I'm rh- too. The injections do hurt, surprisingly more than others I've had, but needs must, it's not terrible. I forgot to ask when I should have my next one actually, didn't have any with the mcs, only with DD.
I'm happy to be pg, and maybe it's because this is the 2nd one, but I'm not {excited} about anything. I'm not excited about tomorrow's scan, it'll be nice to get photos for DD but I'm not nervous or eagerly counting the minutes till I see it. I'm very chilled about everything, but not worried about anything or excited. Everything is very beige really.
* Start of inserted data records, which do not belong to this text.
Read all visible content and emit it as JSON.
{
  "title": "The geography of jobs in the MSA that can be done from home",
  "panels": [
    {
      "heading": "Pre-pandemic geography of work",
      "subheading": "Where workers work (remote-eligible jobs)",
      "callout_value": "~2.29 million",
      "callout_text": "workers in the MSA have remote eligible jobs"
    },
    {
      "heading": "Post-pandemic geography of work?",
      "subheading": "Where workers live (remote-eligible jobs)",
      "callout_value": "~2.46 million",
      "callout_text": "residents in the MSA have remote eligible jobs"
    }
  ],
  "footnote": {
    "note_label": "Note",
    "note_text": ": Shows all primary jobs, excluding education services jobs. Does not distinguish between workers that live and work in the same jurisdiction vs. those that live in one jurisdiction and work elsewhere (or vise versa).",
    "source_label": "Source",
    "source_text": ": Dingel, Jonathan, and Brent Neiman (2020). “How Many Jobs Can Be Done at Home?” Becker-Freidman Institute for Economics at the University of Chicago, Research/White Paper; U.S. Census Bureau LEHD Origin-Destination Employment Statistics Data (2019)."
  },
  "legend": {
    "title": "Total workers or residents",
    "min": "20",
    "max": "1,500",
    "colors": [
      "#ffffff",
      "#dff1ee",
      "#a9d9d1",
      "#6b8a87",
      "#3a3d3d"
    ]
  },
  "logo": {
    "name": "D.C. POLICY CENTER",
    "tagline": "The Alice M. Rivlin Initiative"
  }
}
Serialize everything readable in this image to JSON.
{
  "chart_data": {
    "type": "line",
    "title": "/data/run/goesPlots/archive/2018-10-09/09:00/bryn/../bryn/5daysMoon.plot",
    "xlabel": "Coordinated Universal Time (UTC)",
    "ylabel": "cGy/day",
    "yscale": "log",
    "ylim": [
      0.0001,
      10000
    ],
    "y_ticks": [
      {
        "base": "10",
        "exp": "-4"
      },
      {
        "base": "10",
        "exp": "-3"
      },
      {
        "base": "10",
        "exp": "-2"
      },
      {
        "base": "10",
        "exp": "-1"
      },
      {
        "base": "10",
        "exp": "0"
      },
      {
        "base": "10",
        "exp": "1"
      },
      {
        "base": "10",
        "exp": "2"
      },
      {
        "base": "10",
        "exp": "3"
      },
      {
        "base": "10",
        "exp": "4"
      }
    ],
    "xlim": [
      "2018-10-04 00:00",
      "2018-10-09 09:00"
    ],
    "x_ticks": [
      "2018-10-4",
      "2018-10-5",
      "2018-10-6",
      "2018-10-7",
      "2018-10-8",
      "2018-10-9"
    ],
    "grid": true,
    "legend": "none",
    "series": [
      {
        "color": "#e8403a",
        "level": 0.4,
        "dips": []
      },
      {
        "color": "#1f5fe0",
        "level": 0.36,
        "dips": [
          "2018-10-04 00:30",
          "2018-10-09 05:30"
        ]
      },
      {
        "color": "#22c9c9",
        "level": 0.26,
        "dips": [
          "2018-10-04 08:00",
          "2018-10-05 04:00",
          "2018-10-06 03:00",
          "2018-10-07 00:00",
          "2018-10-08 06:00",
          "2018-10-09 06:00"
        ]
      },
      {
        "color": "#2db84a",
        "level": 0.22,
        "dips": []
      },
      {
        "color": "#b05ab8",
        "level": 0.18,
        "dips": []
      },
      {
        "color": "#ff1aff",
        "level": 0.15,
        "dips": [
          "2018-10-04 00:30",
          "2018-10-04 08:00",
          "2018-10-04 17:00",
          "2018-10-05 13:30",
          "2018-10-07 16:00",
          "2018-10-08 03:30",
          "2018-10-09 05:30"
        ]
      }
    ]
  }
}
I had a scan at 9 weeks and again no excitement, no tears of joy seeing the little gummy bear, nothing, all just hmm that's nice. I'm not reading or checking my apps or researching the best babygrow, I've barely checked what development stage it's up to or listened on the doppler and when I have its more out of guilt that I haven't for a while. This is in stark contrast to how I was with DD. I feel really guilty that I'm not as excited or researching so frantically with this one. I used to spend hours meditating and imagining DD, I was obsessive over looking after myself, I was totally focussed on her, this time I'm really not. I've eaten things I know I shouldn't (Rare steak! Sorry but just cannot handle well done, it's wrong! And coca cola, more than I should.), used beauty products I wouldn't have with DD, I was expecting to be a bit more chilled this time round but not this much. I think a lot of traumas from the past are preventing me really getting into this for fear I'll lose it. I feel really guilty though and feel really sorry for this little one at the moment. I need to buck up and get into it more. Maybe tomorrow's scan will fire me up a bit more. I hope so.